Smack. Everyone looked up.
There's no place as happy as a winning locker room. There's no place as bleak as a losing one.
After a win--especially a big one--players are eager to recall their exploits on the field or on the ice. After a loss--especially a big one--some players prefer to mumble, or not to respond at all.
Others respond reluctantly. Some--the rare ones, the reporters' friends--talk at length despite the outcome. In the event of a loss, they're the ones you go to first.
The Crimson has gone 28-4 over the past five months. But there are times when I've had to venture into the dark place of defeat.
A story is no good without the comments of the coaches and players--on both side of the win/loss column. After I kicked over the stick at Yale, I finally made my way over to Chiarelli.
Disappointed
He was disappointed. But it was only a loss. The team had won many times before, he said, and would win many times after.
That was a good enough answer for me. I slipped out--sure to avoid any hockey sticks along the way.
Things had not always been so easy. After Harvard's 4-2 loss to Clarkson in the ECAC semifinal game last season, I had to do interviews in the Harvard locker room. I wanted to talk to Scott Fusco, the captain.
At first, he wouldn't talk to me. Then, after some prodding by the sports information director, he consented. He sat in a corner of the locker room with a bag of ice on his shoulder. I could barely hear him when he answered my questions. And I didn't feel like asking him to speak up.
I tried to interview Allen Bourbeau after the same game. "Got a minute, Allen?" I said. "I don't think so," he responded.
The Harvard locker room is usually a pleasant place. Not so the opposing locker room. After Harvard knocked off RPI, 4-1, in Troy, N.Y., I went to interview Engineer Coach Mike Addesa. I walked down a corridor toward the locker room. I was soon stopped by a heavy-set kid about 16 years old.

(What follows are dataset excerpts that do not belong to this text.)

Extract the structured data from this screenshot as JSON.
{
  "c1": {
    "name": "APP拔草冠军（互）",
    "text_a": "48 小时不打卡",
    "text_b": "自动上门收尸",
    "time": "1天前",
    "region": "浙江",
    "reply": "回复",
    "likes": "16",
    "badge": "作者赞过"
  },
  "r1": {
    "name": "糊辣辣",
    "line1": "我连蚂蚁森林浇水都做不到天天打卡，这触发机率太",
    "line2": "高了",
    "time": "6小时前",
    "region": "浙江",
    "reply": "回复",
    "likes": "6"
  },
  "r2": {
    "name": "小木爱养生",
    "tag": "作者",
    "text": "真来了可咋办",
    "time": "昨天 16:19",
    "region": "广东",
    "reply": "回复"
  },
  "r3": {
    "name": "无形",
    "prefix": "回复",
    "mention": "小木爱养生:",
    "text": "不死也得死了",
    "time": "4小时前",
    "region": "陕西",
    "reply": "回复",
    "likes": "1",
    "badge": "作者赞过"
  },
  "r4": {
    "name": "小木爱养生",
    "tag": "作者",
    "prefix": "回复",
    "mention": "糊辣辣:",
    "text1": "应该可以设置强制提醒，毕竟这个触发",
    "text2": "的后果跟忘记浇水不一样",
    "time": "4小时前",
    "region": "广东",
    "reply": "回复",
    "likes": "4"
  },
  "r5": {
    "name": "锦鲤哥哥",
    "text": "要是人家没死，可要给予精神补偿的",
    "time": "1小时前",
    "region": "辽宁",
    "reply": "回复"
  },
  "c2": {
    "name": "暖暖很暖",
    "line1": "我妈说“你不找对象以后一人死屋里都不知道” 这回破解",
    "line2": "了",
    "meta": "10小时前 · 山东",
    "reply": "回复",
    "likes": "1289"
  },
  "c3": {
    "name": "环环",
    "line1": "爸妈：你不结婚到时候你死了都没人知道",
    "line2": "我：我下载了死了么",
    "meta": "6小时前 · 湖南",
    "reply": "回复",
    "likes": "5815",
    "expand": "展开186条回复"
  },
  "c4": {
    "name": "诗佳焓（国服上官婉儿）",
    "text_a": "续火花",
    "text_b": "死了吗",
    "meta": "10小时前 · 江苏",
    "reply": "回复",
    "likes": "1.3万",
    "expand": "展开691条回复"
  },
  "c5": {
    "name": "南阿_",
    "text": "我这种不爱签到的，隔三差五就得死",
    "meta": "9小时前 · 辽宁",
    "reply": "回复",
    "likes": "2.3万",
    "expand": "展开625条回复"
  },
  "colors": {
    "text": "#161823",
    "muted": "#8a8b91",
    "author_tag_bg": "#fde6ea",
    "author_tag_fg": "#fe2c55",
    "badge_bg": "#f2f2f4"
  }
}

"Are you from Harvard?" he asked.
"Yes," I said.
"Well, you better not go down there--unless you want your face kicked in. I'm not trying to be mean. That's just the way it is."
"Oh."
He pointed to the lobby at the other end of the corridor. "Coach Addesa will meet you down there," he said. Needless to say, I waited in the lobby.
Quotable
My favorite response came from Colgate Coach Terry Slater. His team had just fallen, 8-3, to the Crimson. I ran down to the locker room. He spotted me with my notebook.
"Harvard's the best team I've ever seen," he said and walked straight down the hallway and out of the arena.